Can Pneumonia Lead To Pulmonary Hypertension?

Can Pneumonia Lead To Pulmonary Hypertension?

Pulmonary hypertension (PH) is defined as the presence of a PAPm (mean pulmonary pressure) greater than 25 mm Hg measured by cardiac catheterization.

Pulmonary hypertension is seen relatively frequently in intensive care units. Despite this, its transcendence has only recently been recognized.

Can Pneumonia Lead To Pulmonary Hypertension?

It Manifests Itself In Two Forms: as the aggravation of a pre-existing condition or as a de novo process that complicates an acute condition (pneumonia, heart failure, among others).

In this last situation the diagnosis is not easy, since the values of pressure that are detected are not very high, because the right ventricle is a chamber of volume, with thin walls and has no possibility of generating values greater than 50 mm Hg systolic pressure or 40 mm Hg mean pressure. Subjects with higher values have some previous disease that has conditioned right ventricle so that it can sustain higher pressures.

The Pathogenesis Of Acute Pulmonary Hypertension Is Essentially Based On:

  1. Increased pulmonary vascular resistance (PVR).
  2. Increase in pulmonary blood flow.
  3. A combination of the two preceding mechanisms.
  4. Increase in pulmonary venous pressure.
  5. Genetic factors that cause some patients to have an exacerbated response of their pulmonary vasculature to certain stimuli.

PVR Depends On Several Factors: Extrinsic compression produced by intraalveolar pressure and intrapulmonary pressure, remodeling early involvement of the vascular wall, favored by the appearance of smooth muscle in the wall of the small distal arteries of the pulmonary vascular tree, the formation of microthrombi in the light and the activity of mediators such as nitric oxide (NO) and prostacyclines of vasodilator action, endothelin-1, thromboxane and serotonin, vasoconstrictor effect, in addition to others still under study.

All forms of pulmonary hypertension can present in an acute patient. The differential diagnosis must always be considered; the key to diagnosis is in obtaining a thorough medical history, although finally, in all cases, when pulmonary hypertension compromises the right ventricle (RV) by decompensating the patient, the behavior is going to be the attempt to decrease the pulmonary pressure and preserve the RV.

The importance of pulmonary hypertension usually goes unnoticed or disqualified in a patient who is suffering from another serious illness and who may even be in mechanical ventilation. When RV function deteriorates, the diagnosis is more difficult because lung pressures progressively decrease and what at first sight can be interpreted as an improvement it may actually be the beginning of the circulatory collapse.

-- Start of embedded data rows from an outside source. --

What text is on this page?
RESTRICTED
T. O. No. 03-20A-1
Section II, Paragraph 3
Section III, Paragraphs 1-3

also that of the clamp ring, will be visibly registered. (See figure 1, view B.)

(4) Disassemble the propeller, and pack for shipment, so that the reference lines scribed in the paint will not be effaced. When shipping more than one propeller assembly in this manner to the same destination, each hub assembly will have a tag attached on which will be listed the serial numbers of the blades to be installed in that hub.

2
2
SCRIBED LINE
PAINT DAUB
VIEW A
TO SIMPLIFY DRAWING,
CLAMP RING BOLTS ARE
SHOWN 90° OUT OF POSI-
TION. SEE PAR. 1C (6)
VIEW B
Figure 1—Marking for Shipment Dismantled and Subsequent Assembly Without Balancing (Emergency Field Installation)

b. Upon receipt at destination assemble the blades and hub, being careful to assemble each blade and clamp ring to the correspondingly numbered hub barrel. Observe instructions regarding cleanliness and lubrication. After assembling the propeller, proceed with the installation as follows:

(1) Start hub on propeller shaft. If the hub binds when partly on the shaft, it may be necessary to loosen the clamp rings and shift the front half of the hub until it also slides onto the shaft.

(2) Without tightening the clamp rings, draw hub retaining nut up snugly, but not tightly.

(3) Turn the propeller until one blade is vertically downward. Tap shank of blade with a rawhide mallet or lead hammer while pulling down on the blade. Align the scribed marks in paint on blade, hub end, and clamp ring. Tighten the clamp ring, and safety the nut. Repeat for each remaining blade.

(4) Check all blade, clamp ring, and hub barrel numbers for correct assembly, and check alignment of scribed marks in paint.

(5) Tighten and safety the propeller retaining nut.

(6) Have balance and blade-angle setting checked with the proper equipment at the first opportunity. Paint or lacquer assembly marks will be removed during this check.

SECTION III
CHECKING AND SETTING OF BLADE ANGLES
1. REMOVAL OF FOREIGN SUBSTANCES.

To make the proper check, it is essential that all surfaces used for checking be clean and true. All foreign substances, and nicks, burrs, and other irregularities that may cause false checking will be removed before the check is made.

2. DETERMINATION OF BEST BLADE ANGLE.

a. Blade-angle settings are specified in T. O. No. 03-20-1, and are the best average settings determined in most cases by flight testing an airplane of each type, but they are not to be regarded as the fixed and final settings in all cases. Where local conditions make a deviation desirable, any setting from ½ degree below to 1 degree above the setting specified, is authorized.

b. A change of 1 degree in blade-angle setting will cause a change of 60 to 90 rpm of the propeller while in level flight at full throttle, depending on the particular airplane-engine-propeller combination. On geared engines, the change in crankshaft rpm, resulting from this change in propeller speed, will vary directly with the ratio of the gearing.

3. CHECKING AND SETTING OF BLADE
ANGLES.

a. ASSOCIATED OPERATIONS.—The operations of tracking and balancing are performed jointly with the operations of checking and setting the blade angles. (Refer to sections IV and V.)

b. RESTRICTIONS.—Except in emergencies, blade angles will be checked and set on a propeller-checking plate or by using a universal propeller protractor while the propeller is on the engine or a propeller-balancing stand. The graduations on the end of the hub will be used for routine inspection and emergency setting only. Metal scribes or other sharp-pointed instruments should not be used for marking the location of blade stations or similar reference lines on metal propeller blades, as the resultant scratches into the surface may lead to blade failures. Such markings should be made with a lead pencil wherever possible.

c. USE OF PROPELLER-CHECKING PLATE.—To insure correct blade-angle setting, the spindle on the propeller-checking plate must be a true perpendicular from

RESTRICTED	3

On the other hand, pneumonia is an acute respiratory disease, of infectious origin, which compromises the pulmonary parenchyma caused by the invasion of pathogenic microorganisms (viruses, bacteria, fungi and parasites).

Adult community pneumonia has an acute evolution, characterized by compromise of general condition, fever, chills, cough, mucopurulent expectoration and respiratory distress; associated in the physical examination for tachycardia, tachypnea, fever and focal signs in the pulmonary examination. The probability of a patient with respiratory symptoms of having pneumonia depends on the prevalence of disease in the environment where it occurs and the manifestations.

The Diagnosis Of Pneumonia Is Clinical-Radiographic: the clinical history and physical examination suggest the presence of a lung infection, but the diagnosis is confirmed when the presence of infiltrates is demonstrated on the chest radiograph. The clinical and Chest x-ray findings do not allow to predict with certainty the etiologic agent of lung infection; the symptoms, signs clinical features and radiographic findings overlap between the different causative agents (classical and atypical bacteria, respiratory viruses).

The chest radiography allows confirming the clinical diagnosis, establishing its location, extension and severity also makes it possible to differentiate pneumonia of other pathologies, detect possible complications, and may be useful in monitoring high-risk patients.

Conclusion

Pulmonary hypertension has been associated with respiratory diseases, such as idiopathic interstitial pneumonias and chronic obstructive pulmonary disease. Non-specific interstitial pneumonia is a pathological entity of idiopathic interstitial pneumonias, of which there are no data or publications associated with PH.

Although some forms of pneumonia have been related, they are not likely a cause of pulmonary hypertension.